Earlier this month, doctors made headlines with the case of a Mississippi toddler who got a larger-than-usual dose of HIV drugs at birth when it turned out her mother had been infected and didn’t know it. Pre-treatment with the drugs can protect babies from infection at birth, and treating the mothers can further reduce the risk they will pass along infection.

The report about the 14 French patients supports the idea that, at least in some patients, quick treatment may prevent the virus from taking hold in the body.

Quick treatment may also stop the virus from mutating, said Asier Sáez-Cirión of Frances Pasteur Institute and colleagues, who wrote the report. The human immunodeficiency virus that causes AIDS is highly mutation prone, and this makes it hard both for the body’s immune system to control it and to make a vaccine against it.

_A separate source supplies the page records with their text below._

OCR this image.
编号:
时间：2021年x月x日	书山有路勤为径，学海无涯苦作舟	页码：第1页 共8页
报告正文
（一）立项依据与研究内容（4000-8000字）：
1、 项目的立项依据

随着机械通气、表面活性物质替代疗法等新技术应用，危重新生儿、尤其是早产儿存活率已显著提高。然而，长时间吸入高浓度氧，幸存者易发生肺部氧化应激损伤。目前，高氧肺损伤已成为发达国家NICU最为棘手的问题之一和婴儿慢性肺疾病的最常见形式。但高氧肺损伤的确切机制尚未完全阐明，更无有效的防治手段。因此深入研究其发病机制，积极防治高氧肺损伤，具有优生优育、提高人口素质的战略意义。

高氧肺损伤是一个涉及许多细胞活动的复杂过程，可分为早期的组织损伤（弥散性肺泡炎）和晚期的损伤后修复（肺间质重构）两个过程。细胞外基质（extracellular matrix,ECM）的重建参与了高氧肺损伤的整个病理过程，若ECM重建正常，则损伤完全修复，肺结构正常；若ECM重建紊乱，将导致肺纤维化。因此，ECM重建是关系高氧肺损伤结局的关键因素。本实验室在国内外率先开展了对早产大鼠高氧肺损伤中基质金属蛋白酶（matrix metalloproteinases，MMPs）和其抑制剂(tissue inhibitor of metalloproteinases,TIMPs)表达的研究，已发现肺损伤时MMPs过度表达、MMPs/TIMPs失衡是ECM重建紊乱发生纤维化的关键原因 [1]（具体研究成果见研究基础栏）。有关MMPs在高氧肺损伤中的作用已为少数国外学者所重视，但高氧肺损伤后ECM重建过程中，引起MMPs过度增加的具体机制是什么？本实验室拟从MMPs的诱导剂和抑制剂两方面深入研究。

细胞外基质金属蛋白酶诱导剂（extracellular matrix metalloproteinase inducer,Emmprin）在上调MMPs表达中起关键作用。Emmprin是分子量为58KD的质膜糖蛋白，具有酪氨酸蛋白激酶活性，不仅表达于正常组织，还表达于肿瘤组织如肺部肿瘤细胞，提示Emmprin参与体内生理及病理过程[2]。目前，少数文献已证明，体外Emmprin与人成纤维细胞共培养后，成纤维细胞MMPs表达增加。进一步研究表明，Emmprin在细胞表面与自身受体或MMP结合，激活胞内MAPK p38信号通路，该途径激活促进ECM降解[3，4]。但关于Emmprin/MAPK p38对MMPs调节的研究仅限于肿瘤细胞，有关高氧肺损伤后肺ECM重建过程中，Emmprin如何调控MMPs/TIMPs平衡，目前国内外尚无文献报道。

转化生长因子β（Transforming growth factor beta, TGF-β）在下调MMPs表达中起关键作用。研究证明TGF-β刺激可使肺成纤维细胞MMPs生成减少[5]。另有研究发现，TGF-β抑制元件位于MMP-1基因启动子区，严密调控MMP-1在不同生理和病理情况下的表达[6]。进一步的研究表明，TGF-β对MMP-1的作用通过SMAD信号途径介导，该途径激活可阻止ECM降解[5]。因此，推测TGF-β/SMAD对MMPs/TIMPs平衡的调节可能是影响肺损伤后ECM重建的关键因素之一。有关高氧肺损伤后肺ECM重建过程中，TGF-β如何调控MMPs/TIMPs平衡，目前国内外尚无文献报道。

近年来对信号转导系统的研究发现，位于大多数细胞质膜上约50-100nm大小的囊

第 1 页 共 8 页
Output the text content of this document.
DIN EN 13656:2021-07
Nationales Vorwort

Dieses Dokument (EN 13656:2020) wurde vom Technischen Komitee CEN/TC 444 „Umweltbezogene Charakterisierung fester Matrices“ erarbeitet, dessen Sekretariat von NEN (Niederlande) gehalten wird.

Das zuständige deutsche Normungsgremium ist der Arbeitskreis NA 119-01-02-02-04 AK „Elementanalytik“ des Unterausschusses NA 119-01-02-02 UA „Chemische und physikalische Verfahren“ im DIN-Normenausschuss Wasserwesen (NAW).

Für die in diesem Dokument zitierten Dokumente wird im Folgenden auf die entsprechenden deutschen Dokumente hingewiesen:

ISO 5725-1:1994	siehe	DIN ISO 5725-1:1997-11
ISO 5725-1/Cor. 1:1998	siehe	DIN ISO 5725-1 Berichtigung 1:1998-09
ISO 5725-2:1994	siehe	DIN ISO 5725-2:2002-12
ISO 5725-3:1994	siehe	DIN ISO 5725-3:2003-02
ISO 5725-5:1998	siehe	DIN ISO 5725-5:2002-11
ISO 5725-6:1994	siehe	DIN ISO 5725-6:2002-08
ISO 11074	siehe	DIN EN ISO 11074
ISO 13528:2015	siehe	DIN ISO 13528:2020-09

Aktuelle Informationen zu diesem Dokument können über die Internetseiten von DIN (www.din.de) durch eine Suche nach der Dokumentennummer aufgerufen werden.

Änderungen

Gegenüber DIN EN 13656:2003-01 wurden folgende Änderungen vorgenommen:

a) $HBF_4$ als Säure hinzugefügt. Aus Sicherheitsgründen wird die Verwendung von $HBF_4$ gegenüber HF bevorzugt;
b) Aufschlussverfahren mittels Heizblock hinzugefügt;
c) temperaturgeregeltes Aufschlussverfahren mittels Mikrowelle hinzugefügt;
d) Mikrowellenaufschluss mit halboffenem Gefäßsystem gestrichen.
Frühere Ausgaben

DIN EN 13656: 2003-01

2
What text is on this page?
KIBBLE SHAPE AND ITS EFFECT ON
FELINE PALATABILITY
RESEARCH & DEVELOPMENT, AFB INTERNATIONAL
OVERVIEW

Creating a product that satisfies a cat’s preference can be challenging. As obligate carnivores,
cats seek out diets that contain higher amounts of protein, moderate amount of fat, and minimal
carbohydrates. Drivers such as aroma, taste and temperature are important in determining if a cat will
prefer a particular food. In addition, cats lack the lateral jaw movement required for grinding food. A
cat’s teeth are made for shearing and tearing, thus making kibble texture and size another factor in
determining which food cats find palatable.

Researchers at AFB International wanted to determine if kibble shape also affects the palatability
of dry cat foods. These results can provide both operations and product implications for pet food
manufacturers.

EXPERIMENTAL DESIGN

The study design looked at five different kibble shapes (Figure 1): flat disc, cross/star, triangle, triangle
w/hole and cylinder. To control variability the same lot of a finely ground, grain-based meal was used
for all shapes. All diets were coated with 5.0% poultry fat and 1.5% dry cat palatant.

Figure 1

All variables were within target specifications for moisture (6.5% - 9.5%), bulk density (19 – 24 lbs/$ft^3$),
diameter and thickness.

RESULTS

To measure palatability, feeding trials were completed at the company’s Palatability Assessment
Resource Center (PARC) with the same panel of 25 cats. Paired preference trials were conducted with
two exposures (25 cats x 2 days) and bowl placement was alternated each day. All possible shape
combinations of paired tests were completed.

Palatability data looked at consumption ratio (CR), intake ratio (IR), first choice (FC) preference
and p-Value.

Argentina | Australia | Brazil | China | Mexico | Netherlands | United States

About 34 million people are infected with HIV, the virus that causes AIDS, globally; 25 million have died from it. While there’s no vaccine, cocktails of powerful antiviral drugs can keep the virus suppressed and keep patients healthy. No matter how long patients take the drugs, however, the virus lurks in the body and usually comes back if the drugs are stopped.

Fewer than one percent of HIV patients somehow manage to control the virus on their own and can stop taking the drugs.

Sáez-Cirión and colleagues were trying to find out how they do it. They studied a database of 3,500 patients. About 1,000 of them had begun taking drug cocktails with 6 months of having been infected, and 70 stopped taking the drugs when the virus was brought under tight control. Some wanted a "drug holiday" and some were taking part in a trial of what's called scheduled treatment interruption -- a way to give patients a break from taking the drugs, which can have unpleasant side-effects.

They singled out 14 who got quick treatment in the late 1990s or early 2000s when they showed symptoms of HIV infection – a rash and fever, for instance. All of them responded very well and within three months the virus had been driven to “undetectable” levels. That means it is barely active and not replicating withing the body.

The patients were able to stop taking the drugs, stay healthy, and the virus stayed at low levels. Tests of their blood showed nothing really unusual, but the virus did not seem to be attacking the immune system cells, called CD4 T-cells, that it usually infects.

If a patient is able to stop taking drugs, doctors call it a "functional cure," even though the virus is still in the body and might come back years later.

“Our results show that early and prolonged (drug therapy) may allow some individuals with a rather unfavorable background to achieve long-term infection control and may have important implications in the search for a functional HIV cure,” the researchers wrote.

Only about 5 percent to 15 percent of patients who get quick treatment are able to control the virus this way, the researchers estimated. Everyone else starts getting signs of infection again when they stop taking the drugs. In these 14 patients, the immune system did not appear to be controlling the virus in the same way as the so-called elite controllers, the 1 percent of people who can do it naturally.

It's possible early treatment prevented the virus from hiding out in long-lived immune cells called viral reservoirs, they said.

“However, it remains unclear why only a limited fraction of patients is able to control the infection after therapy interruption,” the researchers wrote.

Doctors once recommended that patients with HIV not start treatment until they “needed” it – when the virus reached certain levels in the blood, or when the immune system showed a certain level of damage. Now that it’s clear that immediate treatment can keep patients healthier and stop them from infecting someone else, U.S. guidelines say all patients diagnosed with HIV should be treated.